LMDeploy

0.12.3 verified Fri May 01 auth: no python

LMDeploy is a toolkit for compressing, deploying, and serving large language models (LLMs). It supports efficient inference with quantization, continuous batching, and various backends (e.g., PyTorch, TensorRT-LLM). The current version is 0.12.3, with frequent releases following the development of dependencies and model support.

pip install lmdeploy

Common errors

error ModuleNotFoundError: No module named 'lmdeploy.turbomind' ↓

cause In recent versions, `turbomind` is not a separate importable module; its classes are moved to `lmdeploy` namespace.

fix

Use from lmdeploy import TurbomindEngineConfig instead.
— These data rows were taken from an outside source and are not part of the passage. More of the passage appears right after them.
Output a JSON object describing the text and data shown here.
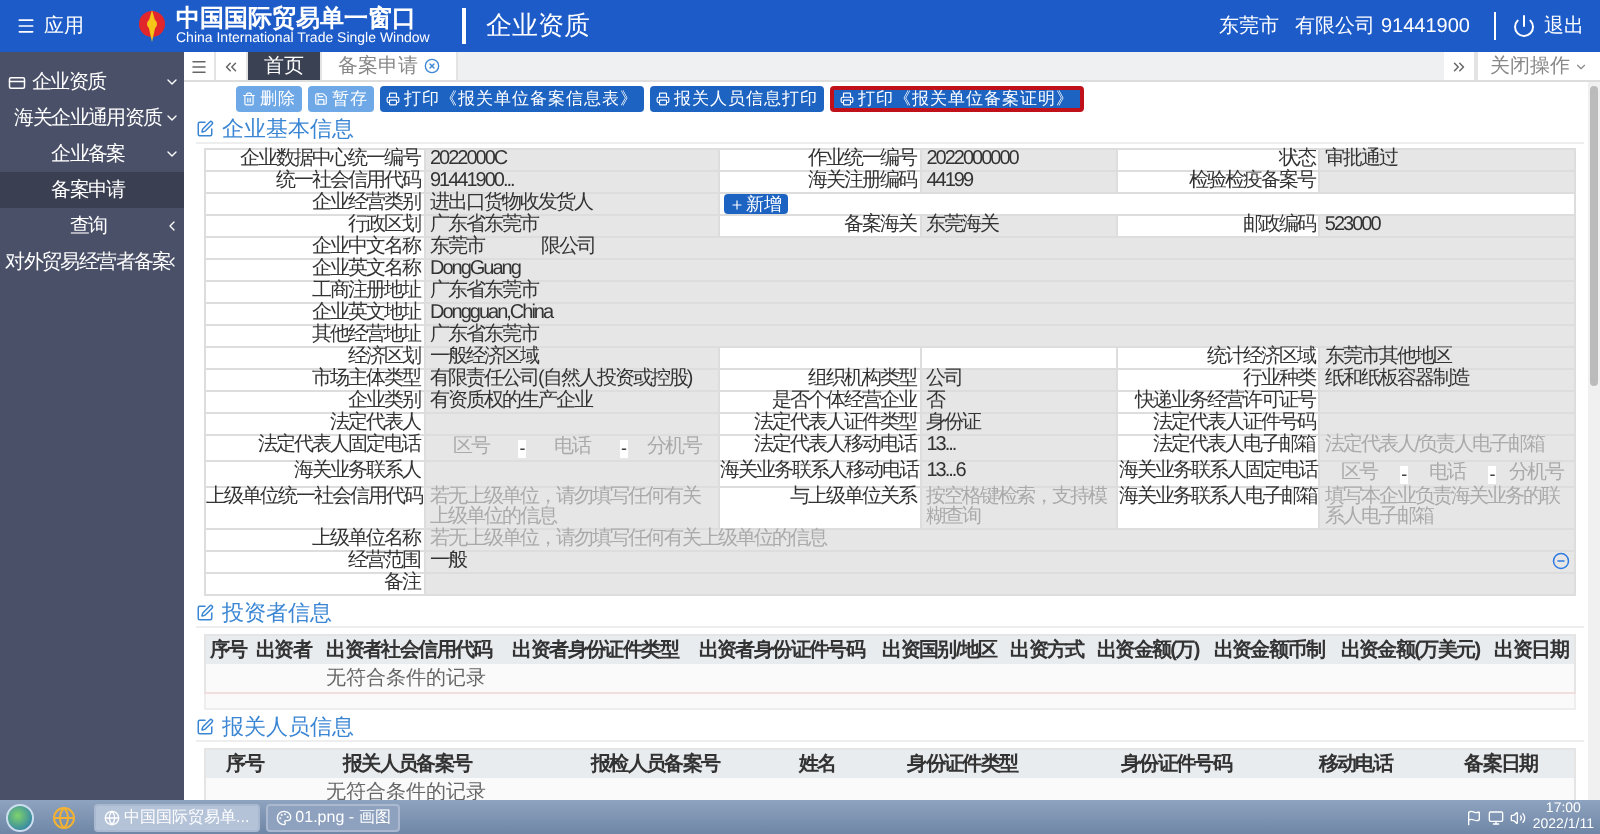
{
  "header": {
    "menu_label": "应用",
    "title_cn": "中国国际贸易单一窗口",
    "title_en": "China International Trade Single Window",
    "module": "企业资质",
    "user_name": "东莞市",
    "user_company": "有限公司 91441900",
    "logout": "退出"
  },
  "sidebar": {
    "items": [
      {
        "label": "企业资质",
        "expanded": true,
        "selected": false,
        "children": [
          {
            "label": "海关企业通用资质",
            "expanded": true,
            "selected": false,
            "children": [
              {
                "label": "企业备案",
                "expanded": true,
                "selected": false,
                "children": [
                  {
                    "label": "备案申请",
                    "selected": true
                  }
                ]
              }
            ]
          },
          {
            "label": "查询",
            "expanded": false,
            "selected": false
          },
          {
            "label": "对外贸易经营者备案",
            "expanded": false,
            "selected": false
          }
        ]
      }
    ]
  },
  "tabs": [
    {
      "label": "首页",
      "selected": true,
      "closable": false
    },
    {
      "label": "备案申请",
      "selected": false,
      "closable": true
    }
  ],
  "tab_menu": "关闭操作",
  "toolbar": [
    {
      "label": "删除",
      "kind": "delete",
      "highlighted": false
    },
    {
      "label": "暂存",
      "kind": "save",
      "highlighted": false
    },
    {
      "label": "打印《报关单位备案信息表》",
      "kind": "print",
      "highlighted": false
    },
    {
      "label": "报关人员信息打印",
      "kind": "print",
      "highlighted": false
    },
    {
      "label": "打印《报关单位备案证明》",
      "kind": "print",
      "highlighted": true
    }
  ],
  "basic_info": {
    "title": "企业基本信息",
    "rows": [
      [
        {
          "kind": "label",
          "text": "企业数据中心统一编号"
        },
        {
          "kind": "value",
          "text": "2022000C"
        },
        {
          "kind": "label",
          "text": "作业统一编号"
        },
        {
          "kind": "value",
          "text": "2022000000"
        },
        {
          "kind": "label",
          "text": "状态"
        },
        {
          "kind": "value",
          "text": "审批通过"
        }
      ],
      [
        {
          "kind": "label",
          "text": "统一社会信用代码"
        },
        {
          "kind": "value",
          "text": "91441900..."
        },
        {
          "kind": "label",
          "text": "海关注册编码"
        },
        {
          "kind": "value",
          "text": "44199"
        },
        {
          "kind": "label",
          "text": "检验检疫备案号"
        },
        {
          "kind": "value"
        }
      ],
      [
        {
          "kind": "label",
          "text": "企业经营类别"
        },
        {
          "kind": "value",
          "text": "进出口货物收发货人"
        },
        {
          "kind": "add",
          "text": "新增"
        }
      ],
      [
        {
          "kind": "label",
          "text": "行政区划"
        },
        {
          "kind": "value",
          "text": "广东省东莞市"
        },
        {
          "kind": "label",
          "text": "备案海关"
        },
        {
          "kind": "value",
          "text": "东莞海关"
        },
        {
          "kind": "label",
          "text": "邮政编码"
        },
        {
          "kind": "value",
          "text": "523000"
        }
      ],
      [
        {
          "kind": "label",
          "text": "企业中文名称"
        },
        {
          "kind": "value",
          "text": "东莞市                限公司"
        }
      ],
      [
        {
          "kind": "label",
          "text": "企业英文名称"
        },
        {
          "kind": "value",
          "text": "DongGuang"
        }
      ],
      [
        {
          "kind": "label",
          "text": "工商注册地址"
        },
        {
          "kind": "value",
          "text": "广东省东莞市"
        }
      ],
      [
        {
          "kind": "label",
          "text": "企业英文地址"
        },
        {
          "kind": "value",
          "text": "Dongguan,China"
        }
      ],
      [
        {
          "kind": "label",
          "text": "其他经营地址"
        },
        {
          "kind": "value",
          "text": "广东省东莞市"
        }
      ],
      [
        {
          "kind": "label",
          "text": "经济区划"
        },
        {
          "kind": "value",
          "text": "一般经济区域"
        },
        "",
        "",
        {
          "kind": "label",
          "text": "统计经济区域"
        },
        {
          "kind": "value",
          "text": "东莞市其他地区"
        }
      ],
      [
        {
          "kind": "label",
          "text": "市场主体类型"
        },
        {
          "kind": "value",
          "text": "有限责任公司(自然人投资或控股)"
        },
        {
          "kind": "label",
          "text": "组织机构类型"
        },
        {
          "kind": "value",
          "text": "公司"
        },
        {
          "kind": "label",
          "text": "行业种类"
        },
        {
          "kind": "value",
          "text": "纸和纸板容器制造"
        }
      ],
      [
        {
          "kind": "label",
          "text": "企业类别"
        },
        {
          "kind": "value",
          "text": "有资质权的生产企业"
        },
        {
          "kind": "label",
          "text": "是否个体经营企业"
        },
        {
          "kind": "value",
          "text": "否"
        },
        {
          "kind": "label",
          "text": "快递业务经营许可证号"
        },
        {
          "kind": "value"
        }
      ],
      [
        {
          "kind": "label",
          "text": "法定代表人"
        },
        {
          "kind": "value"
        },
        {
          "kind": "label",
          "text": "法定代表人证件类型"
        },
        {
          "kind": "value",
          "text": "身份证"
        },
        {
          "kind": "label",
          "text": "法定代表人证件号码"
        },
        {
          "kind": "value"
        }
      ],
      [
        {
          "kind": "label",
          "text": "法定代表人固定电话"
        },
        {
          "kind": "phone",
          "parts": [
            {
              "placeholder": "区号"
            },
            {
              "placeholder": "电话"
            },
            {
              "placeholder": "分机号"
            }
          ],
          "separator": "-"
        },
        {
          "kind": "label",
          "text": "法定代表人移动电话"
        },
        {
          "kind": "value",
          "text": "13..."
        },
        {
          "kind": "label",
          "text": "法定代表人电子邮箱"
        },
        {
          "kind": "hint",
          "placeholder": "法定代表人/负责人电子邮箱"
        }
      ],
      [
        {
          "kind": "label",
          "text": "海关业务联系人"
        },
        {
          "kind": "value"
        },
        {
          "kind": "label",
          "text": "海关业务联系人移动电话"
        },
        {
          "kind": "value",
          "text": "13...6"
        },
        {
          "kind": "label",
          "text": "海关业务联系人固定电话"
        },
        {
          "kind": "phone",
          "parts": [
            {
              "placeholder": "区号"
            },
            {
              "placeholder": "电话"
            },
            {
              "placeholder": "分机号"
            }
          ],
          "separator": "-"
        }
      ],
      [
        {
          "kind": "label",
          "text": "上级单位统一社会信用代码"
        },
        {
          "kind": "hint",
          "placeholder": "若无上级单位，请勿填写任何有关上级单位的信息"
        },
        {
          "kind": "label",
          "text": "与上级单位关系"
        },
        {
          "kind": "hint",
          "placeholder": "按空格键检索，支持模糊查询"
        },
        {
          "kind": "label",
          "text": "海关业务联系人电子邮箱"
        },
        {
          "kind": "hint",
          "placeholder": "填写本企业负责海关业务的联系人电子邮箱"
        }
      ],
      [
        {
          "kind": "label",
          "text": "上级单位名称"
        },
        {
          "kind": "hint",
          "placeholder": "若无上级单位，请勿填写任何有关上级单位的信息"
        }
      ],
      [
        {
          "kind": "label",
          "text": "经营范围"
        },
        {
          "kind": "value",
          "text": "一般",
          "removable": true
        }
      ],
      [
        {
          "kind": "label",
          "text": "备注"
        },
        {
          "kind": "value"
        }
      ]
    ]
  },
  "investors": {
    "title": "投资者信息",
    "columns": [
      "序号",
      "出资者",
      "出资者社会信用代码",
      "出资者身份证件类型",
      "出资者身份证件号码",
      "出资国别/地区",
      "出资方式",
      "出资金额(万)",
      "出资金额币制",
      "出资金额(万美元)",
      "出资日期"
    ],
    "empty_message": "无符合条件的记录"
  },
  "brokers": {
    "title": "报关人员信息",
    "columns": [
      "序号",
      "报关人员备案号",
      "报检人员备案号",
      "姓名",
      "身份证件类型",
      "身份证件号码",
      "移动电话",
      "备案日期"
    ],
    "empty_message": "无符合条件的记录"
  },
  "taskbar": {
    "tasks": [
      {
        "label": "中国国际贸易单...",
        "kind": "browser",
        "selected": true
      },
      {
        "label": "01.png - 画图",
        "kind": "paint",
        "selected": false
      }
    ],
    "time": "17:00",
    "date": "2022/1/11"
  }
}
error ImportError: cannot import name 'pipeline' from 'lmdeploy.serve' ↓

cause The `pipeline` function is not in `lmdeploy.serve`; it is in the top-level `lmdeploy` module.

fix

Use from lmdeploy import pipeline.

error ValueError: Unsupported model format 'xxxx' ↓

cause The model_format argument in TurbomindEngineConfig expects one of the supported formats (e.g., 'hf', 'awq', 'w4a16', 'w8a8'). An incorrect string causes this error.

fix

Check the model format and use a valid one. For Hugging Face models, use model_format='hf'.

Warnings

breaking The `TurbomindEngineConfig` import path changed. In versions before 0.12.0, it was `from lmdeploy.turbomind import TurbomindEngineConfig`. Now it is `from lmdeploy import TurbomindEngineConfig`. ↓

fix Update imports to `from lmdeploy import TurbomindEngineConfig`.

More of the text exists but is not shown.